# Finding jobs in HK



## niamhw (Apr 5, 2016)

I am an Irish student looking to move to Hong Kong in September to work on a graduate visa, but I have no idea where or how to look for jobs. I will have a degree in Chinese and Spanish and Translation studies. Can anyone give me advice on how to look for a job? 

Thanks,
Niamh.


----------



## HKG3 (Jan 11, 2015)

niamhw said:


> I am an Irish student looking to move to Hong Kong in September to work on a graduate visa, but I have no idea where or how to look for jobs. I will have a degree in Chinese and Spanish and Translation studies. Can anyone give me advice on how to look for a job?
> 
> Thanks,
> Niamh.


Niamh

I know that you will have a degree in Chinese and Spanish. However, will the Chinese language you learned over the years in university the right 'Chinese' for working and living in Hong Kong?

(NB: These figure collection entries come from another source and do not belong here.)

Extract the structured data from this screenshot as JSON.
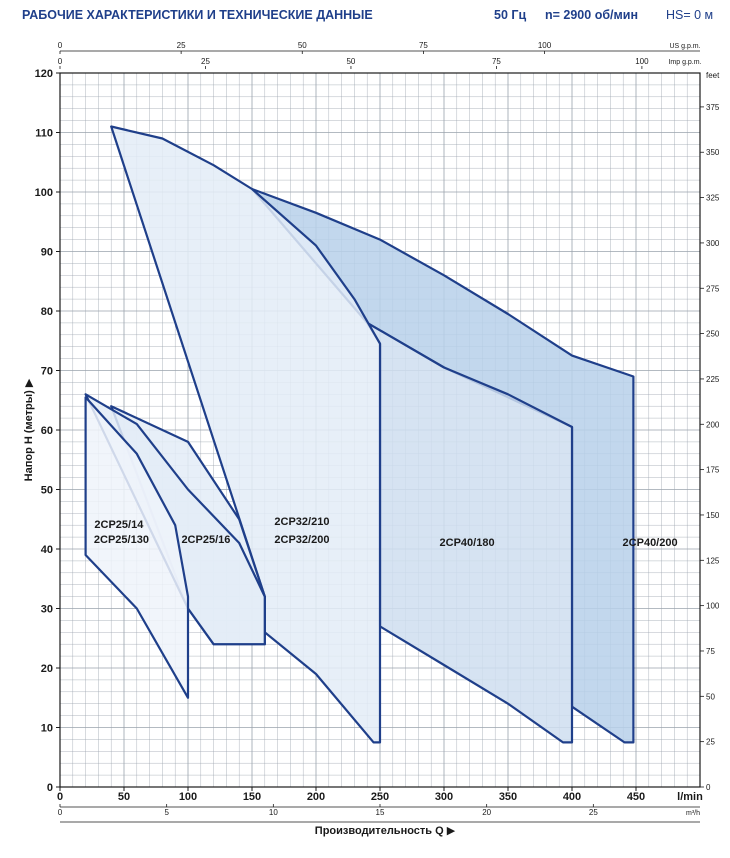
{
  "header": {
    "title": "РАБОЧИЕ ХАРАКТЕРИСТИКИ И ТЕХНИЧЕСКИЕ ДАННЫЕ",
    "frequency": "50 Гц",
    "speed": "n= 2900 об/мин",
    "hs": "HS= 0 м"
  },
  "colors": {
    "outline": "#1f3f8a",
    "fill_light": "#e3ecf7",
    "fill_mid": "#cfdef0",
    "fill_dark": "#b7d0ea",
    "grid": "#9aa3ad",
    "text": "#1f3f8a"
  },
  "chart_data": {
    "type": "area",
    "title": "",
    "xlabel": "Производительность Q",
    "ylabel": "Напор H (метры)",
    "x_unit": "l/min",
    "xlim": [
      0,
      500
    ],
    "ylim": [
      0,
      120
    ],
    "x_ticks": [
      0,
      50,
      100,
      150,
      200,
      250,
      300,
      350,
      400,
      450
    ],
    "y_ticks": [
      0,
      10,
      20,
      30,
      40,
      50,
      60,
      70,
      80,
      90,
      100,
      110,
      120
    ],
    "secondary_axes": {
      "m3h": {
        "label": "m³/h",
        "ticks": [
          0,
          5,
          10,
          15,
          20,
          25
        ]
      },
      "us_gpm": {
        "label": "US g.p.m.",
        "ticks": [
          0,
          25,
          50,
          75,
          100
        ]
      },
      "imp_gpm": {
        "label": "Imp g.p.m.",
        "ticks": [
          0,
          25,
          50,
          75,
          100
        ]
      },
      "feet": {
        "label": "feet",
        "ticks": [
          0,
          25,
          50,
          75,
          100,
          125,
          150,
          175,
          200,
          225,
          250,
          275,
          300,
          325,
          350,
          375
        ]
      }
    },
    "series": [
      {
        "name": "2CP40/200",
        "fill": "dark",
        "outline": [
          [
            150,
            100.5
          ],
          [
            200,
            96.5
          ],
          [
            250,
            92
          ],
          [
            300,
            86
          ],
          [
            350,
            79.5
          ],
          [
            400,
            72.5
          ],
          [
            448,
            69
          ],
          [
            448,
            7.5
          ],
          [
            441,
            7.5
          ],
          [
            400,
            13.5
          ],
          [
            400,
            60.5
          ],
          [
            300,
            70.5
          ],
          [
            240,
            78
          ]
        ]
      },
      {
        "name": "2CP40/180",
        "fill": "mid",
        "outline": [
          [
            240,
            78
          ],
          [
            300,
            70.5
          ],
          [
            350,
            66
          ],
          [
            400,
            60.5
          ],
          [
            400,
            7.5
          ],
          [
            393,
            7.5
          ],
          [
            350,
            14
          ],
          [
            300,
            20.5
          ],
          [
            250,
            27
          ],
          [
            250,
            74.5
          ]
        ]
      },
      {
        "name": "2CP32/210",
        "fill": "light",
        "outline": [
          [
            40,
            111
          ],
          [
            80,
            109
          ],
          [
            120,
            104.5
          ],
          [
            150,
            100.5
          ],
          [
            200,
            91
          ],
          [
            230,
            82
          ],
          [
            250,
            74.5
          ],
          [
            250,
            7.5
          ],
          [
            245,
            7.5
          ],
          [
            200,
            19
          ],
          [
            160,
            26
          ],
          [
            160,
            32
          ]
        ]
      },
      {
        "name": "2CP32/200",
        "fill": "light",
        "outline": [
          [
            40,
            64
          ],
          [
            100,
            58
          ],
          [
            140,
            45
          ],
          [
            160,
            32
          ],
          [
            160,
            24
          ],
          [
            120,
            24
          ],
          [
            100,
            30
          ]
        ]
      },
      {
        "name": "2CP25/16",
        "fill": "light",
        "outline": [
          [
            20,
            66
          ],
          [
            60,
            61
          ],
          [
            100,
            50
          ],
          [
            140,
            41
          ],
          [
            160,
            32
          ],
          [
            160,
            24
          ],
          [
            120,
            24
          ],
          [
            100,
            30
          ]
        ]
      },
      {
        "name": "2CP25/14",
        "fill": "pale",
        "outline": [
          [
            20,
            65.5
          ],
          [
            60,
            56
          ],
          [
            90,
            44
          ],
          [
            100,
            32
          ],
          [
            100,
            15
          ],
          [
            60,
            30
          ],
          [
            20,
            39
          ]
        ]
      },
      {
        "name": "2CP25/130",
        "fill": "pale",
        "outline": []
      }
    ],
    "labels": [
      {
        "text": "2CP25/14",
        "x": 46,
        "y": 43.5
      },
      {
        "text": "2CP25/130",
        "x": 48,
        "y": 41
      },
      {
        "text": "2CP25/16",
        "x": 114,
        "y": 41
      },
      {
        "text": "2CP32/210",
        "x": 189,
        "y": 44
      },
      {
        "text": "2CP32/200",
        "x": 189,
        "y": 41
      },
      {
        "text": "2CP40/180",
        "x": 318,
        "y": 40.5
      },
      {
        "text": "2CP40/200",
        "x": 461,
        "y": 40.5
      }
    ],
    "grid": true
  }
}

The people in Hong Kong use the spoken Cantonese language and traditional Chinese characters, while many Chinese department in western universities teaches spoken Mandarin Chinese and simplified Chinese characters - which are in use in mainland China.


----------



## hongsing85 (Apr 15, 2016)

hi Niamh, welcome to Hong Kong. Regarding your job seeking, I suggest you to check with the language schools here to see if they can help. 
Kind regards
Kevin


----------



## brownindian (Feb 15, 2011)

If you are interested in doing a MPhil or further studies or look at job vacancies in specific departments, you can approach the Universities here.Hope it helps.


----------



## Kim3kids (May 20, 2016)

I have a friend who created his translation company in HK and his wife is teaching french. Perhaps you can try teaching or translating?


----------